Urban Bird Foundation
- Founded: 2008
- Founder: Scott Artis
- Type: 501(c)(3) non-profit organization
- Tax ID no.: 83-0675132
- Focus: Burrowing owl, native birds, habitat and wildlife conservation
- Location: American Canyon, California;
- Region served: United States
- Method: Conservation, ecosystem restoration, education, research, collaboration, outreach
- Website: UrbanBird.org
- Formerly called: Burrowing Owl Conservation Network

= Urban Bird Foundation =

American bird conservation organization

Urban Bird Foundation is a United States-based, 501(c)(3) non-profit organization founded in 2008 by Scott Artis with a mission to "protect, defend, rescue and conserve bird life" in and adjacent to urban and suburban areas. Formerly named the Burrowing Owl Conservation Network, having changed its name in October 2013, it was dedicated to "the protection and restoration of burrowing owls and promoting the preservation and careful management of habitat to prevent loss, foster healthy populations, and maintain intact natural communities for an ecologically sound future." The organization is active in California political intervention aimed at burrowing owl protection, and fundraising used for conservation, education and outreach, raptor research, and advocacy. The organization's efforts include habitat protection, ecosystem restoration, collaborations with private lands owners, government agencies and non-profit organizations, and installation of artificial burrows.

The organization was originally named "Friends of East Bay Owls" and its mission was focused on protecting burrowing owls and habitat in East Bay. The organization's mission and work has expanded throughout California and North America. The organization is headquartered in American Canyon, California.

==Conservation Strategy Petition==
While operating as Burrowing Owl Conservation Network, the organization spearheaded a 2011 statewide petition for the "immediate development, release for public comment and implementation of a Comprehensive Conservation Strategy for Burrowing Owls." This petition was a joint project with Defenders of Wildlife and was signed by 22 other California organizations representing more than 209,000 Californians.

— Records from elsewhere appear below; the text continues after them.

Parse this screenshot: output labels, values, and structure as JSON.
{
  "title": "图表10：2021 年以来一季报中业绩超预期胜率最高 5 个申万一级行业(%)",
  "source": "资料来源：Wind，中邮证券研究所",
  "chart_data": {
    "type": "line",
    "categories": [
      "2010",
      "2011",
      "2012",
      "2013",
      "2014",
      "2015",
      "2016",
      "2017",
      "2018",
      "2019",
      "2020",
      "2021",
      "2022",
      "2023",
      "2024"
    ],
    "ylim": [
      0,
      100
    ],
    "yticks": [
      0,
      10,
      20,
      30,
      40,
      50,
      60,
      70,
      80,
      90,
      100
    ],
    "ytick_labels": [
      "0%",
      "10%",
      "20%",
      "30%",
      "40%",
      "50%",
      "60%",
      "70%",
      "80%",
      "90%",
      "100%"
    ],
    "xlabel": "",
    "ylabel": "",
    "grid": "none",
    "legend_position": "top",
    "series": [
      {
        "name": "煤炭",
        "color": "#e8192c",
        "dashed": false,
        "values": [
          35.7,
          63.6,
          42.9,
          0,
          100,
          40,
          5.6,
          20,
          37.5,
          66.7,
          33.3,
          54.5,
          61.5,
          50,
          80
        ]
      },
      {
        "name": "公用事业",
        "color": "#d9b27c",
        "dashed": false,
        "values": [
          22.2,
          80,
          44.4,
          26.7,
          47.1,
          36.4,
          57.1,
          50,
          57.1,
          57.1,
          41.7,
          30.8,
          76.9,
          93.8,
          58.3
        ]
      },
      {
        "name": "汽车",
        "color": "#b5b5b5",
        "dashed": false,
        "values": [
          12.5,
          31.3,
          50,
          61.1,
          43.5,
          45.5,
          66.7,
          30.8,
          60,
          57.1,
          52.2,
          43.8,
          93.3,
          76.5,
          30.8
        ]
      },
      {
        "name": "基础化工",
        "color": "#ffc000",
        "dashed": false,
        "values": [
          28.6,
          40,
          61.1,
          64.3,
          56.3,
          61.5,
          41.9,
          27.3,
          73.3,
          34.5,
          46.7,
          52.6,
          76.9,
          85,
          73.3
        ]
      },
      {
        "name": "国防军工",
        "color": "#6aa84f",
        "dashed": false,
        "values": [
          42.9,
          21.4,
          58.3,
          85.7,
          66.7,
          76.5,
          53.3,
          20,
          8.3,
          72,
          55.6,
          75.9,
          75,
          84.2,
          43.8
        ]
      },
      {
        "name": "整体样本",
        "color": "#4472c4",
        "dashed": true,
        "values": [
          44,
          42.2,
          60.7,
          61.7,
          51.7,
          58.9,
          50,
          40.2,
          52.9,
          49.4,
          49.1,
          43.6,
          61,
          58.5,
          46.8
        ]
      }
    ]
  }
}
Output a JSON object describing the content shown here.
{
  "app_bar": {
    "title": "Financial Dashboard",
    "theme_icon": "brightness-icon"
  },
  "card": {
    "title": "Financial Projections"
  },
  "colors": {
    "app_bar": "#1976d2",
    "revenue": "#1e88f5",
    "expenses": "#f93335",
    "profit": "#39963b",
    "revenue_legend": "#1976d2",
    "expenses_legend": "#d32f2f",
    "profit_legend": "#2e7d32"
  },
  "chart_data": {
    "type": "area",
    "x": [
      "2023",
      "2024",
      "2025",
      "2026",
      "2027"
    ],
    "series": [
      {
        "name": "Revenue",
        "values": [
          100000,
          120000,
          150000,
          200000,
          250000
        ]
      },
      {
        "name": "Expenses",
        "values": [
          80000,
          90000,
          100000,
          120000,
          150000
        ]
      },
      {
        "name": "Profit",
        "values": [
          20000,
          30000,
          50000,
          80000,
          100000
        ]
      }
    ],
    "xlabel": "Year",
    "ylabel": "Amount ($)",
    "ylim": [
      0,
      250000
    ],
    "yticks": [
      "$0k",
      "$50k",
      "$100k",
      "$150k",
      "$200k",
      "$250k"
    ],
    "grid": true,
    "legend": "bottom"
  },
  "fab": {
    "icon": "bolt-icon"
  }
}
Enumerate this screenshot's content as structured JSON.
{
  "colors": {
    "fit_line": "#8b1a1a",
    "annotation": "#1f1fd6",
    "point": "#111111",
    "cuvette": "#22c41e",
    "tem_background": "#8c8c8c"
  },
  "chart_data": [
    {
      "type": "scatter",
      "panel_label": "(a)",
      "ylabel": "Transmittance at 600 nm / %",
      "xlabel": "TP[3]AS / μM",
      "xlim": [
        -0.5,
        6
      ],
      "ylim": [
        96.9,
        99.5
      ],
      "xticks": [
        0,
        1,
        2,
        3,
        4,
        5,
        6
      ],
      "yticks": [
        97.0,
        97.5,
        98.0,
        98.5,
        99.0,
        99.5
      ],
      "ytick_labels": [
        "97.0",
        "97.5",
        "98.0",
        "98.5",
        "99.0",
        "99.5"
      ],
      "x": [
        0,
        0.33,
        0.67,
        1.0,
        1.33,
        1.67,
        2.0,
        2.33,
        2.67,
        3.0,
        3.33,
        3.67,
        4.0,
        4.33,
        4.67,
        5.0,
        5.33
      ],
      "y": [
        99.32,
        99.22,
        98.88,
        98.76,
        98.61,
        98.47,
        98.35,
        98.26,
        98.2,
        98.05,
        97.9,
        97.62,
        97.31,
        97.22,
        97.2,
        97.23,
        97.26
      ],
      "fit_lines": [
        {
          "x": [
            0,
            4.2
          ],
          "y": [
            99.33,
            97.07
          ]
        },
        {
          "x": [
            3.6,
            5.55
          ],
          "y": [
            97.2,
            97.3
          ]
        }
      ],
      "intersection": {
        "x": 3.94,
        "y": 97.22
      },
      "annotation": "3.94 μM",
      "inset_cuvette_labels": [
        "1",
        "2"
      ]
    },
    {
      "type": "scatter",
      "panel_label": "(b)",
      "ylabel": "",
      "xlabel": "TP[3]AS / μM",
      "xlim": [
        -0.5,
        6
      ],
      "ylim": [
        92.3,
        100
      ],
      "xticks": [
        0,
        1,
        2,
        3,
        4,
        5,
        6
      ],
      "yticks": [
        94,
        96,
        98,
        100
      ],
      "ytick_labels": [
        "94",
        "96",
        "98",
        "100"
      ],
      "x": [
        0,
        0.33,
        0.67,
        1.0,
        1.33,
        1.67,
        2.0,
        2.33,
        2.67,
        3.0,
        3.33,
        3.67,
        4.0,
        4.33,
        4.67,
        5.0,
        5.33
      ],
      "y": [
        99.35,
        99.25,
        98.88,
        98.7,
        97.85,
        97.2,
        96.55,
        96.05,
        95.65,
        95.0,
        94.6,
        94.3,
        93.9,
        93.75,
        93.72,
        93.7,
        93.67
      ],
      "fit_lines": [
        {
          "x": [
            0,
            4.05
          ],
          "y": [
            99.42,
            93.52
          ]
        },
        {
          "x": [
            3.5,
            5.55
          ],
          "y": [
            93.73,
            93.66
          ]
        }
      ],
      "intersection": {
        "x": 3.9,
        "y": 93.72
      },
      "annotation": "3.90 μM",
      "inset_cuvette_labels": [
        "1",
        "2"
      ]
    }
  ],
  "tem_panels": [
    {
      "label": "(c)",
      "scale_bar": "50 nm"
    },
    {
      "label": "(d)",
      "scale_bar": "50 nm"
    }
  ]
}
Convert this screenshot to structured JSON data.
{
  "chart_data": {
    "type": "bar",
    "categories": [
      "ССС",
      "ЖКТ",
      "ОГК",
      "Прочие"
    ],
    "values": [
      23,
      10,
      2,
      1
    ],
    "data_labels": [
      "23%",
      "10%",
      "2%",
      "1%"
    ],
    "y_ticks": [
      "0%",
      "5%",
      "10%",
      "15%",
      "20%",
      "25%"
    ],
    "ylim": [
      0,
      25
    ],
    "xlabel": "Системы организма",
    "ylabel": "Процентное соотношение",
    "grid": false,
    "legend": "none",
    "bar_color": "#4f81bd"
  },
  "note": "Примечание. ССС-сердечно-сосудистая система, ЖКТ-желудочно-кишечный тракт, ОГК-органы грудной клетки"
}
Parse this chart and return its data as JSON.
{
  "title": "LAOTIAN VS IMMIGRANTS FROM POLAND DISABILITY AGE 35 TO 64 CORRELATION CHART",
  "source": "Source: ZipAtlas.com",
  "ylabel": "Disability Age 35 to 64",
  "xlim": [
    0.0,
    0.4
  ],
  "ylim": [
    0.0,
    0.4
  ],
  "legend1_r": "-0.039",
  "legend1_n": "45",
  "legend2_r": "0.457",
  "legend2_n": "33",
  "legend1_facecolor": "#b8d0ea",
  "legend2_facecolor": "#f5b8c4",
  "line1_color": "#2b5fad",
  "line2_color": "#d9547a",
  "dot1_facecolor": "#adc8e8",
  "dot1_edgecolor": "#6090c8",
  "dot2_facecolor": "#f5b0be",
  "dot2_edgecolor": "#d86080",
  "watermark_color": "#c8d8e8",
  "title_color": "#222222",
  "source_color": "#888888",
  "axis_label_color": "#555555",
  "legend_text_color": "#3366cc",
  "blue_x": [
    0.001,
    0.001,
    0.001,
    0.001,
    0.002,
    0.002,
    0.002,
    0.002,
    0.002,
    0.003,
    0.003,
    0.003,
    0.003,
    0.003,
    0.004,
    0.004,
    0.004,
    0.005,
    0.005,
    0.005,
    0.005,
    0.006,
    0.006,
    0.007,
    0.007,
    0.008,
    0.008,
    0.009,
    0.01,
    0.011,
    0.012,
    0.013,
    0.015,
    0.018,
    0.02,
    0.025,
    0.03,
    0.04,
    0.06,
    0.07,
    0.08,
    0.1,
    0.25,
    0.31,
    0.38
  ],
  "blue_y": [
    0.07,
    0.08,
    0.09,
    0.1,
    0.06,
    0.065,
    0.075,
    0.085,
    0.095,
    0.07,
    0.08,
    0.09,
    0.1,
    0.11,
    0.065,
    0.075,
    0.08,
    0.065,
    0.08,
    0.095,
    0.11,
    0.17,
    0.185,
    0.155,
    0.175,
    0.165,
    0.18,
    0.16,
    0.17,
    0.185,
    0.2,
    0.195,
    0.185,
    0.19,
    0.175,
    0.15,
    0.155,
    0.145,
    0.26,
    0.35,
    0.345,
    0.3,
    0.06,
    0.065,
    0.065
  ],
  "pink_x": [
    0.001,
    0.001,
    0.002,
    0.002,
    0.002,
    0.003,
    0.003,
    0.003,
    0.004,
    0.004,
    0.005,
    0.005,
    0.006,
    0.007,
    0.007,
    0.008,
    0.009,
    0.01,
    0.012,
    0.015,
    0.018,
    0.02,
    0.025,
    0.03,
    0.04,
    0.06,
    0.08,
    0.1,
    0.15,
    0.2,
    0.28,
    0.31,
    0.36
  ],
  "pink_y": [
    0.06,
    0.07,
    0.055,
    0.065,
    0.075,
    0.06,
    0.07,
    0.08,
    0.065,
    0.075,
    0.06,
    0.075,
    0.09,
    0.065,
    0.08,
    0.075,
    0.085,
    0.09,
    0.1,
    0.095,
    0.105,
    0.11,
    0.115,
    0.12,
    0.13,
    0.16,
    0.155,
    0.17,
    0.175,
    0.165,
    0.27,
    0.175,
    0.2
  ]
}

==Earth Island Institute==
Urban Bird Foundation was adopted by Earth Island Institute on July 24, 2010 as Burrowing Owl Conservation Network. Earth Island Institute provided the organization with fiscal sponsorship and administrative support for their grassroots efforts until 2018 when Urban Bird Foundation incorporated in California as an independent nonprofit public benefit corporation and received 501(c)(3) tax exempt status from the Internal Revenue Service.

==California Endangered Species Act Listing Petition==

On March 5, 2024, Center for Biological Diversity, Defenders of Wildlife, Urban Bird Foundation, Burrowing Owl Preservation Society, Santa Clara Valley Audubon Society, Central Valley Bird Club and San Bernardino Valley Audubon Society filed a California Endangered Species Act listing petition with the Fish and Game Commission requesting protections for five populations of the western burrowing owl.

The filed petition seeks endangered status for burrowing owls in southwestern California, central-western California and the San Francisco Bay Area, and threatened status for burrowing owls in the Central Valley and southern desert range.